Another advantage of using AK as both a solubility and an affinity tag for recombinant protein expression and purification is its highly active enzyme activity and a relative easy assay. The extent of soluble expression of a recombinant AK fusion protein can be quickly and quantitatively assessed by AK enzyme activity assay in comparison with that of the host cells, which can be achieved within minutes, in contrast to the lengthy SDS-PAGE analysis. Also, an AK fusion protein may be monitored in near real time by the AK activity during the purification, which can allow yield of recovery to be easily for each purification step [30, 31].

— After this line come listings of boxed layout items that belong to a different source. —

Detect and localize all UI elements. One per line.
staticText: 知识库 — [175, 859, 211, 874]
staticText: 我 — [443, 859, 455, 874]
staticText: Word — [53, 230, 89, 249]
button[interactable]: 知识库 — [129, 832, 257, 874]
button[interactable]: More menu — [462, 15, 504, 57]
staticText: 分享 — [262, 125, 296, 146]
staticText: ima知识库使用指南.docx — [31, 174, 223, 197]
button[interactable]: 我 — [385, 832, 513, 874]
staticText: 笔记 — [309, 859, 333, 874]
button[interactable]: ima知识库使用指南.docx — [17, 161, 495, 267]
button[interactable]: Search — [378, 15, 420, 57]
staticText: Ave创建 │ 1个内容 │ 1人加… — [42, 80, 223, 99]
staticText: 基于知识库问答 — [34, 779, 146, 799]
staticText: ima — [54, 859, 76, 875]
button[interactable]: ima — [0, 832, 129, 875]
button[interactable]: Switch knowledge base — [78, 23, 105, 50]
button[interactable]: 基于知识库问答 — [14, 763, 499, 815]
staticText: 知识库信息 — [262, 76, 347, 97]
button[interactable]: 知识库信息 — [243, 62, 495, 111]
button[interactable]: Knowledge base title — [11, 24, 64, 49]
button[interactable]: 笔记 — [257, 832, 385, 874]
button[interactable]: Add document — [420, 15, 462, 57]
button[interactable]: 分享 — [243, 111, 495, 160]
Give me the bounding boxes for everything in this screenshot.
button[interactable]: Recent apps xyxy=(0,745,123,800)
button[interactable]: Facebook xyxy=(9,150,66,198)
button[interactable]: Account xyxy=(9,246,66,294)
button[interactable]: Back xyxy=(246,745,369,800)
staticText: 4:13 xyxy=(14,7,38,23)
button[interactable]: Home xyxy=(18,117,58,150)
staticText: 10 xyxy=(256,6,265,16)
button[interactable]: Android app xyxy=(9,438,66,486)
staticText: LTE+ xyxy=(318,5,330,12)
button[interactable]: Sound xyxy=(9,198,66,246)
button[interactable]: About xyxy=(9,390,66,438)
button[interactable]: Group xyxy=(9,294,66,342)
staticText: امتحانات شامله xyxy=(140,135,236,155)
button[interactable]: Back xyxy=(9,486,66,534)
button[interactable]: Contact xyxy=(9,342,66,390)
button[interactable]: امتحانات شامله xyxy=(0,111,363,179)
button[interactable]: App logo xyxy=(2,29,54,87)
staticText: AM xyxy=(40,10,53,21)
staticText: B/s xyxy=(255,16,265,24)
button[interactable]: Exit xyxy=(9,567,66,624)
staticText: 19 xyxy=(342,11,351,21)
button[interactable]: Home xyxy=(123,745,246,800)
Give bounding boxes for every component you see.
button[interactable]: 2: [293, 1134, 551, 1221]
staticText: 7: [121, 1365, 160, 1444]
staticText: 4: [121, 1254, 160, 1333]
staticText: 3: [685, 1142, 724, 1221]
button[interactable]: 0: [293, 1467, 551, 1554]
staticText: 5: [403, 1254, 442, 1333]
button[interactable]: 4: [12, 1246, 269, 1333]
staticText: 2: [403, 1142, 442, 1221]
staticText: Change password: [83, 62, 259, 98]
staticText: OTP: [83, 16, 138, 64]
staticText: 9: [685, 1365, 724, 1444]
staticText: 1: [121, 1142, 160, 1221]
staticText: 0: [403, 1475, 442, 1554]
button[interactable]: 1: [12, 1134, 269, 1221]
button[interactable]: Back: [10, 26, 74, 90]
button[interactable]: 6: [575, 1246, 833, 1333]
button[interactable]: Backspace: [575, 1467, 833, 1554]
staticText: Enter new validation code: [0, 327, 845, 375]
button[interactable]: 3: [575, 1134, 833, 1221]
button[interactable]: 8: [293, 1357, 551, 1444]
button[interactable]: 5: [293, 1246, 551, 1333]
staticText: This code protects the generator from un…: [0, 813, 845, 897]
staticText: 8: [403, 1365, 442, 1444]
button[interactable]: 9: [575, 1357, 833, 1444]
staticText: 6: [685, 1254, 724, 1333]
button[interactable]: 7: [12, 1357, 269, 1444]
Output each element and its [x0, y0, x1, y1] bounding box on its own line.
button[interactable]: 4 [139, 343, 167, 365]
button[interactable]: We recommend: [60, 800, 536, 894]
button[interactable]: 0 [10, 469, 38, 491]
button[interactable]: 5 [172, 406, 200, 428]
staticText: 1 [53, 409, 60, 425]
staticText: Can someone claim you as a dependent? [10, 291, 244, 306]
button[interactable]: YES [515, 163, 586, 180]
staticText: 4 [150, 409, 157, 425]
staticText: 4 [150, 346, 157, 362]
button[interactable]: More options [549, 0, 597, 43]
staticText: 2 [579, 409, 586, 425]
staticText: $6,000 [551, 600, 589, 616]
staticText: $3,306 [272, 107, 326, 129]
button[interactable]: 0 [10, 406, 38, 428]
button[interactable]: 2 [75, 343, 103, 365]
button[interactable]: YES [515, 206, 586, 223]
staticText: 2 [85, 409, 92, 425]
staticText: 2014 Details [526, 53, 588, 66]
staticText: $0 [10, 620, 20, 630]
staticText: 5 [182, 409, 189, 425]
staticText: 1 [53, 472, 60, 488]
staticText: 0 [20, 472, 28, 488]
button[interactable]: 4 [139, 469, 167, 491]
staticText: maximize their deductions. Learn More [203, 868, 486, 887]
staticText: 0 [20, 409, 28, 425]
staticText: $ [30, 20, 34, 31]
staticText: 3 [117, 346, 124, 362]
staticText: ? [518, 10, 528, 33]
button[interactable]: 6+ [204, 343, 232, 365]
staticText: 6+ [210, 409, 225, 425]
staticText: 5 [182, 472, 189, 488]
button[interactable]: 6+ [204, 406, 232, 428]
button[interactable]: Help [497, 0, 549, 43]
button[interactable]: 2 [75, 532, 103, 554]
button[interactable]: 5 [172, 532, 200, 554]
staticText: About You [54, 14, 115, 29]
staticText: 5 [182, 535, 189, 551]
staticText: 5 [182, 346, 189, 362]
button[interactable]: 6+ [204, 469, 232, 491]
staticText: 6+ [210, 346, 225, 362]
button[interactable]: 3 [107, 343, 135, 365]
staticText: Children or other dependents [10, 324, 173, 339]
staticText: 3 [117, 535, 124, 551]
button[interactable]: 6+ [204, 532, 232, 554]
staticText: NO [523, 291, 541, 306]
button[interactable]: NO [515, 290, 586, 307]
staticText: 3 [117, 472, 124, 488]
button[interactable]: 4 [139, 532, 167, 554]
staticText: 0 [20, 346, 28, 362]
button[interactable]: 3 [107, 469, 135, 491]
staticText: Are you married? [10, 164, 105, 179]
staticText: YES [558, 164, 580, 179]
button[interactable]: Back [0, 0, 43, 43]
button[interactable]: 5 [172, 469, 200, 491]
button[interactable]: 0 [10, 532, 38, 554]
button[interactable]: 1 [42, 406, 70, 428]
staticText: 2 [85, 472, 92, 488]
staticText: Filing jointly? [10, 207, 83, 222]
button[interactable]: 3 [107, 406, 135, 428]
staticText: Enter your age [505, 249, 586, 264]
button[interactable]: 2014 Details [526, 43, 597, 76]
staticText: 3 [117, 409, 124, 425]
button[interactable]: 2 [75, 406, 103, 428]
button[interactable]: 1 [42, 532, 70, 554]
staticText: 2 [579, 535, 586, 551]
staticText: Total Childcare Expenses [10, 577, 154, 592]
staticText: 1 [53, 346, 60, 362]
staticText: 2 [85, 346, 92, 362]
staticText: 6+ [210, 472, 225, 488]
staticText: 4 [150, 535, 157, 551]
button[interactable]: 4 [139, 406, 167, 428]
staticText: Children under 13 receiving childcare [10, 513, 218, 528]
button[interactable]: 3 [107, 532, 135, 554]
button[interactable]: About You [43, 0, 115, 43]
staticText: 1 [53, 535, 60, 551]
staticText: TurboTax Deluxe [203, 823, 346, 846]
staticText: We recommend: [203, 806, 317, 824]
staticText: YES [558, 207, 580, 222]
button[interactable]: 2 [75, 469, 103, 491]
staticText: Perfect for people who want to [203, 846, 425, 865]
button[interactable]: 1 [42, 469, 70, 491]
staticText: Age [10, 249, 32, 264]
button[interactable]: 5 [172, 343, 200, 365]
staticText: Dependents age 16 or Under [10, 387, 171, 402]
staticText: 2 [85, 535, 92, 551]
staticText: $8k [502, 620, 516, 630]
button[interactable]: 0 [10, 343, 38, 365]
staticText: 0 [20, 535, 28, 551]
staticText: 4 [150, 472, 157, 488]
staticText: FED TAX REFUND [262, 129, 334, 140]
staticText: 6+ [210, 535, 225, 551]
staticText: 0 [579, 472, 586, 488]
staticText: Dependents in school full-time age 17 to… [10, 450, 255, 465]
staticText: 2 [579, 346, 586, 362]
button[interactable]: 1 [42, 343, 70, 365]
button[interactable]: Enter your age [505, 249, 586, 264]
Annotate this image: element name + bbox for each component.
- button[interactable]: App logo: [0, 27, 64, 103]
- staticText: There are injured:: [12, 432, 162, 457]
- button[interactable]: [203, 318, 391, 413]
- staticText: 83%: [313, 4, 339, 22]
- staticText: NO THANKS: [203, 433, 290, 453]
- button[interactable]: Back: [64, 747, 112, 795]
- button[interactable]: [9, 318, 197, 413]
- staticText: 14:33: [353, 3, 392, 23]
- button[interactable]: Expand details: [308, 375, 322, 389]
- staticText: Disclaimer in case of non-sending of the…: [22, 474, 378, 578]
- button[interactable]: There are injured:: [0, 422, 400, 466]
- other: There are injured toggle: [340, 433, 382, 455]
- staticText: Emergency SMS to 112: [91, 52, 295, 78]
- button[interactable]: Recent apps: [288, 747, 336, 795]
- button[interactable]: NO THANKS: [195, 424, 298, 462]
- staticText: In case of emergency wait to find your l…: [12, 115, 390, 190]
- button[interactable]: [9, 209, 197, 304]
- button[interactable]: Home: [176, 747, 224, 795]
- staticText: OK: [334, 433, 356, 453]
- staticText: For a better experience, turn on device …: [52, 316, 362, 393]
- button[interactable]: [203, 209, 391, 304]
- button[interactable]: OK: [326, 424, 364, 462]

For any affinity tag used for a recombinant protein production, it is often desirable to have the option of having the tag being removed in order to obtain a cleaved target protein with a full biological function[14, 16]. To this end, we introduced a thrombin cleavage site at the C-terminus of AK to obtain the pAK-TAG-T expression vector. This allows us to purify the cleaved TNFα protein to homogeneity with ease by a Blue-Sepharose column via Ap5A elution followed by in-gel thrombin release on a Ni-NTA column, while AK-TAG remains bound to the matrix though a 6xHis-tag. Thus, AK-TAG is a highly streamlined method for high-level soluble expression and fine purification of recombinant proteins. It complements other expression vectors with different affinity tags and is particularly useful when high yield and purity of a cleaved recombinant protein is desired.